06 May 2010

The Garden of Doom

With the fourth annual Spring Plant Swap behind us, it may be a good time for an evaluation of the swapees that followed me home in past years. First, we must remember the departed that never made it after finding my yard a garden of doom:
  • The First Nandina - This was planted after a fall plant swap. It went into dormancy and stayed that way. A second Nandina obtained a year later is alive and well.
  • Shasta Daisy - This was also planted after a fall plant swap. It grew well into the spring, began budding, then, well, began pushing up daisies.
  • Rudbeckia - seeds were planted after a fall plant swap and grew nothing but dirt in the spring
  • Coneflower - again with the seeds. After planting in the fall AND spring, they at least provided some organic matter to the soil.
  • Lily - an unknown peach Asian lily was planted after two separate swaps. They hit a home run, thriving and multiplying in their home yard, but struck out in my yard. A third lily was obtained last fall (the donor cannot give them away fast enough) and is now growing this spring!
It's not all doom and gloom. Of course, there are success stories. Money for nothing and your plants for free:
  • Mahogany Iris - these did not come with a name, and after an exhaustive search of the internet, are still nameless. Growing well.
  • Dwarf Coreopsis - ('Nana') this was picked up last spring with two blossoms. Today, there are dozens - very happy in its location.
  • St. John's Wort - ('Brigadoon') picked up last spring. This lights up a shady spot with chartreuse green, but to date hasn't grown much.

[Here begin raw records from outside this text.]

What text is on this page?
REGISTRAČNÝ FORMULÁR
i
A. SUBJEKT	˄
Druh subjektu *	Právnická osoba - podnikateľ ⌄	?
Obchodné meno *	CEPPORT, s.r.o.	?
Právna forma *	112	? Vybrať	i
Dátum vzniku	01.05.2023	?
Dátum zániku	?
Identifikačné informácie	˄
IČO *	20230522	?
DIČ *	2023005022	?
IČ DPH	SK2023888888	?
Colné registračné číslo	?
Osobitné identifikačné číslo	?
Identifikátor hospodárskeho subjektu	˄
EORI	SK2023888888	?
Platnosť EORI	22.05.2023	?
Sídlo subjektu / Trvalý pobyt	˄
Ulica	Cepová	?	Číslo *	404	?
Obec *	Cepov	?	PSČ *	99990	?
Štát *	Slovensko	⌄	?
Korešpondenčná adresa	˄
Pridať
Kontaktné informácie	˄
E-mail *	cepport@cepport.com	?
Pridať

  • Dwarf Hosta - again, no name is associated with these 3-year old donations.
  • Purple Iris - (no name again) a handful of small rhizomes from last fall produced one flower stalk this spring. However, I was expecting a Japanese iris from the gardener's description last year.
  • Spiderwort - these took off upon planting last spring. Today they are a blooming, healthy, happy bunch.

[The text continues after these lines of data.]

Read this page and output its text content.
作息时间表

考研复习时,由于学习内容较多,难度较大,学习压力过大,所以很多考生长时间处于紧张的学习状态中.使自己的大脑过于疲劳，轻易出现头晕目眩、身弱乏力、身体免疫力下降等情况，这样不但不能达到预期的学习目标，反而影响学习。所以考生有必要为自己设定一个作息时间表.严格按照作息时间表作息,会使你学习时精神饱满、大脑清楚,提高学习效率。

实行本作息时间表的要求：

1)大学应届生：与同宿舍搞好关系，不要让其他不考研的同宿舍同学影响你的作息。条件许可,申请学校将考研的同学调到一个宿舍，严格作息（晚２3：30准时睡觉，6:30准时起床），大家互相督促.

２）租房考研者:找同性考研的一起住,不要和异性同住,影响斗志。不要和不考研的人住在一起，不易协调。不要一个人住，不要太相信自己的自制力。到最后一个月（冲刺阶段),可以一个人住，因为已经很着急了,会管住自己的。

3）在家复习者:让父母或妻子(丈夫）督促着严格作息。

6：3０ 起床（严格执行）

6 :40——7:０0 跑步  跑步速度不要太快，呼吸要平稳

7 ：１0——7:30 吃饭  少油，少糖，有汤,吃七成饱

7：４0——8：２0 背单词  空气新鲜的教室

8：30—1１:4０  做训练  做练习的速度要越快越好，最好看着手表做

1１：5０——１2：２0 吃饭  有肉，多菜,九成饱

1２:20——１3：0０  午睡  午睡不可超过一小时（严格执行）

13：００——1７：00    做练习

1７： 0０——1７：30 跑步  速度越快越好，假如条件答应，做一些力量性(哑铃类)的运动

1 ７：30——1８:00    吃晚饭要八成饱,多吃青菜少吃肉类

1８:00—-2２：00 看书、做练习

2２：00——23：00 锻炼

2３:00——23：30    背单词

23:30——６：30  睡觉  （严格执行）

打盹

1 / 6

  • New England Asters - I donate some purple ones every year, but picked up some magenta. You can't kill 'em if you tried.

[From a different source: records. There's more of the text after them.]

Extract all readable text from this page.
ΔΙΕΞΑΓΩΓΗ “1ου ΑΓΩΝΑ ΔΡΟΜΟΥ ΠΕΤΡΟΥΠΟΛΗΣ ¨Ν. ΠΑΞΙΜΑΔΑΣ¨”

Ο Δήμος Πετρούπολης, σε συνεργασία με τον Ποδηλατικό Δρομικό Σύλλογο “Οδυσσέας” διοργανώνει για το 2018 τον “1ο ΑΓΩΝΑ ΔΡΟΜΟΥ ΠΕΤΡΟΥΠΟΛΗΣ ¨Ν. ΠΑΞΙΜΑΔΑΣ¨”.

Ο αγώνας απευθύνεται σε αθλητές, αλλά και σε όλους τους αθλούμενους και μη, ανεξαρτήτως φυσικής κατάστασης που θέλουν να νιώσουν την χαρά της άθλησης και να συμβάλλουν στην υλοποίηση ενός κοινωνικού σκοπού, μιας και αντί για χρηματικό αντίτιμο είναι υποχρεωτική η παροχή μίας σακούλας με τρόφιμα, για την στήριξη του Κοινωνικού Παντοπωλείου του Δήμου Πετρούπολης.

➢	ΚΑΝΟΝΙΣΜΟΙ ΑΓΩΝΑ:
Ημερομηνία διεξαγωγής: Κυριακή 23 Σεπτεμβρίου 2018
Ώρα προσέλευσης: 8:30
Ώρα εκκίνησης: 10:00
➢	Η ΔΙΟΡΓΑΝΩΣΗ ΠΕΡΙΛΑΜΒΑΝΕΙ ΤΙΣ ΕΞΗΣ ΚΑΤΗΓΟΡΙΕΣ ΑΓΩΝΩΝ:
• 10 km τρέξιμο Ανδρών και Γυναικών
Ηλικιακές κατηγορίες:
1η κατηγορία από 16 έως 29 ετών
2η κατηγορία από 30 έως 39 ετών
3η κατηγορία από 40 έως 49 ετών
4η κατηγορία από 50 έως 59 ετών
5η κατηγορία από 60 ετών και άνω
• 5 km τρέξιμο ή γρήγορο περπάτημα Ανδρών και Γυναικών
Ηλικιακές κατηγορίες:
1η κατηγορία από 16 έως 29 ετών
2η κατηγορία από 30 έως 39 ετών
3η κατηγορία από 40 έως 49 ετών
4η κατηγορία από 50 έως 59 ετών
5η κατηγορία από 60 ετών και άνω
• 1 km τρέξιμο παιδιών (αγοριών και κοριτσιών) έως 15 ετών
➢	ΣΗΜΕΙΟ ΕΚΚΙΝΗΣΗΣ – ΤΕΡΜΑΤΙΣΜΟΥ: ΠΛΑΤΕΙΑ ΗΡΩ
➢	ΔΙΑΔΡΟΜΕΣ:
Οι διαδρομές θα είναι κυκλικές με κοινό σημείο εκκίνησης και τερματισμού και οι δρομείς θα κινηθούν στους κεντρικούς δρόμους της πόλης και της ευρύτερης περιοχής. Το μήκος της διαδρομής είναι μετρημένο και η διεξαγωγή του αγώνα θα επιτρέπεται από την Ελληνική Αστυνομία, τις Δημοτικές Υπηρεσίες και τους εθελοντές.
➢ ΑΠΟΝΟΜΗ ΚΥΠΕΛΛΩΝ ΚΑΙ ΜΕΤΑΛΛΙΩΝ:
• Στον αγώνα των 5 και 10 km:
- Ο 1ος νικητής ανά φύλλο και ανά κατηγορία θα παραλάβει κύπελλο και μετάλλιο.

  • Gooseneck Loostrife - [22.6.2008] after two years, this ground cover is covering a lot of ground, requiring spring cleaning.
Garden Calendar:
  • Blooming: dutch iris, bearded iris, rose,
    spiderwort, coreopsis, salvia


Anonymous said...
I just participated in my first plant exchange today. I'll have to keep track and do the same thing. Lots of my were edibles, but it was so fun! They were all "PLEASE take MORE!" People were donating more than they were taking :)
Swimray said...
Yep. That happens at our plant swap too. We all end up acting like carnival barkers, "Somebody, please take my extra plants! Please take some more home!" We don't want to take the plants we brought back home with us.